Die Sieben Samurai [七人の侍 Shichinin no Samurai (Seven Samurai)] (1954)
Der zweigeteilte Höhepunkt in Kurosawa Akiras Nachkriegsschaffen zum Zweiten. Wenn "Ikiru" den moralisch-didaktischen Zweig in seinem kreativen Output verkörpert, darf man "Shichinin no Samurai" rechtmäßig den fulminanten Höhepunkt seines Unterhaltungskinos nennen (auf das sich der Mann ebenso meisterhaft verstand, unterdies nie nötig gehabt hätte, auf Tiefsinnigkeit zu verzichten). Peinlich berührtes Geständnis: obwohl ich von klein auf vielgestaltig Kurosawas Einfluss, "Shichinin no Samurai", dieses Emblem des Meisterregisseur-Kinos, insbesondere, auf das cineastische Universum zu spüren bekam, nicht zu vergessen dank mancher seiner anderen Schaustücke, bin ich bis zu diesem Tage nicht in den vollumfänglichen Genuss des vermutlich namhaftesten Vertreters seines Schaffens im Samurai-Genre gekommen. Ich habe ihn mal begonnen, jedoch aus nicht mehr nachvollziehbaren Gründen frühzeitig beendet. Das sei hiermit nachgeholt und diese gravierende Lücke endlich geschlossen.

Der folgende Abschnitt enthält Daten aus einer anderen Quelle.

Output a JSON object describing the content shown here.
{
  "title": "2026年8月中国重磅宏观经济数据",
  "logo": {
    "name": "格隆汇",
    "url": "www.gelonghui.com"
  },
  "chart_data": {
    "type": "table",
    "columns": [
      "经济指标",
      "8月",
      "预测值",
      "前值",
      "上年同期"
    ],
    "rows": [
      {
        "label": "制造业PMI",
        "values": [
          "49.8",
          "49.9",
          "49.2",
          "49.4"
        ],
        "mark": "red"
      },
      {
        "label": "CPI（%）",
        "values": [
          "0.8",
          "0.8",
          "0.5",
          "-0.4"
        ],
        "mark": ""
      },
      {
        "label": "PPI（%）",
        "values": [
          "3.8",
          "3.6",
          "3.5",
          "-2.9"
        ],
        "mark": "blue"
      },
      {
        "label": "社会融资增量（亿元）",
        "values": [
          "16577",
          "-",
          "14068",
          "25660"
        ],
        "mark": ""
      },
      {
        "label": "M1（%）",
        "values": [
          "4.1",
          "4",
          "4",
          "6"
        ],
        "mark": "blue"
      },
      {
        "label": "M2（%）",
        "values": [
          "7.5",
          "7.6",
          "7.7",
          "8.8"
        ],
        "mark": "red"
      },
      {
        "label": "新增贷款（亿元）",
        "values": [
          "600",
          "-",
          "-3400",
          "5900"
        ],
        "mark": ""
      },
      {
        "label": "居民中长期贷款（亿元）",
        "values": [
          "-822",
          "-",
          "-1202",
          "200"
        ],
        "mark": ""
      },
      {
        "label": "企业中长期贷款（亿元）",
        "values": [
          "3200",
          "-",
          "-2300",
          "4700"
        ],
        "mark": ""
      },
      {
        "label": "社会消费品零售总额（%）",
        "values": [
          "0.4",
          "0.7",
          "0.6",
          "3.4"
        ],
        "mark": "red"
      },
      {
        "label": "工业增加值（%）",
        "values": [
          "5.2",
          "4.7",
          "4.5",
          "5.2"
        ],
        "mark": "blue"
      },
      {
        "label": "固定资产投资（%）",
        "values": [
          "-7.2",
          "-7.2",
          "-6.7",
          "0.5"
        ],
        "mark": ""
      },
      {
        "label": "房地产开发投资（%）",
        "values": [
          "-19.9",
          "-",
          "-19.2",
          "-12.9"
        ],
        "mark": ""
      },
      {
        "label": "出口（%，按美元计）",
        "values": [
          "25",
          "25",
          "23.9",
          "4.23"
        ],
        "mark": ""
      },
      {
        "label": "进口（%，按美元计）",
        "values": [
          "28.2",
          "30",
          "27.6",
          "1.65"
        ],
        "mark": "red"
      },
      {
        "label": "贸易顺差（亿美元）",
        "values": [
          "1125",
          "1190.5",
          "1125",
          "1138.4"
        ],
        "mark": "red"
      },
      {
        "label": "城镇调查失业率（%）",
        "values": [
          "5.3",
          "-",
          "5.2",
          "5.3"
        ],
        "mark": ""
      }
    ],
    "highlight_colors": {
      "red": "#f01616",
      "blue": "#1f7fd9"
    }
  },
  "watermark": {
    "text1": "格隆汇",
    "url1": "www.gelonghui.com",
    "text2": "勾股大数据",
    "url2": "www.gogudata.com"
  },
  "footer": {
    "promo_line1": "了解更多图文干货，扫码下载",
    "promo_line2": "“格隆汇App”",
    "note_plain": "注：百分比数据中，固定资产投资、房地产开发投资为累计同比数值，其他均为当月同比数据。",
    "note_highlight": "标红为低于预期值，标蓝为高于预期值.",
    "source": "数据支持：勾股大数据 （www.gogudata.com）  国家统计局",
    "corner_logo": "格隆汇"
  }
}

Und was soll ich sagen? Ecce: das von allen Seiten als epochemachendes Meisterstück besungene Jidai-geki-Epos, das Erzeugnis, das dem Regisseur sein Cognomen des Tennō einbrachte, hält in jeder Hinsicht ein, was sein imposanter Ruf verspricht: die reichhaltigen 200 Minuten Filmlänge breiten Kurosawa eine umfängliche Spielwiese aus, auf der er sich fröhlich austoben darf. Dementsprechend detailliert widmet er sich jedem Aspekt: den Charakteren, der Inszenierung, der Geschichte - die übrigens unerwarteterweise kleinformatig, in sich gekehrt ausfällt, schließlich bestreiten die eponymen Samurai nicht auf verlorenem Posten ein glorreiches letztes, epochales Gefecht gegen einen übermächtigen Gegner, das ihren gottgleichen Status des unantastbaren, niemals irrenden Heroen untermalen und herausstellen würde, sondern verteidigen "nur" ein politisch betrachtet unbedeutendes Bauerndorf gegen eine Horde räuberischer Banditen (was bei Kurosawa letzten Endes auf einen vergleichbaren Erlösungsgedanken hinauslaufen mag), demonstriert daneben hinlänglich menschlichen Makel. Den Raum, der dem Regisseur zur Charakterisierung zur Verfügung steht, setzt er wohlbedacht ein, um seine sieben unterschiedlichen Helden weitaus differenzierter zu zeichnen. Einige fraglos mehr als andere, diesem und jenen eine hervorstechende Position innerhalb der Ränge der tapferen Recken einnehmen zu lassen war unvermeidlich, dennoch erweisen sie sich allesamt auf ihre Art und Weise markant und nicht immer augenfällig heroisch. Ihre Beziehung zu den Dorfbewohnern legt des Weiteren die problematischen hierarchischen Denkmuster Japans offen, die Kurosawa qua Mifune Toshirōs Wanderer zwischen den Welten weiters unterminiert und hinterfragt. Inszenatorisch müssen selbstredend die Actionszenen ins Auge fallen, bei denen Kurosawas zum ersten Mal Teleobjekte und mehrere Kameras zum Einsatz brachte, um die Scharmützel effektiv aus verschiedenen Perspektiven einfangen zu können, was ihm ermöglichte, ein bis dato ungeahntes Immersionsgefühl zu evozieren.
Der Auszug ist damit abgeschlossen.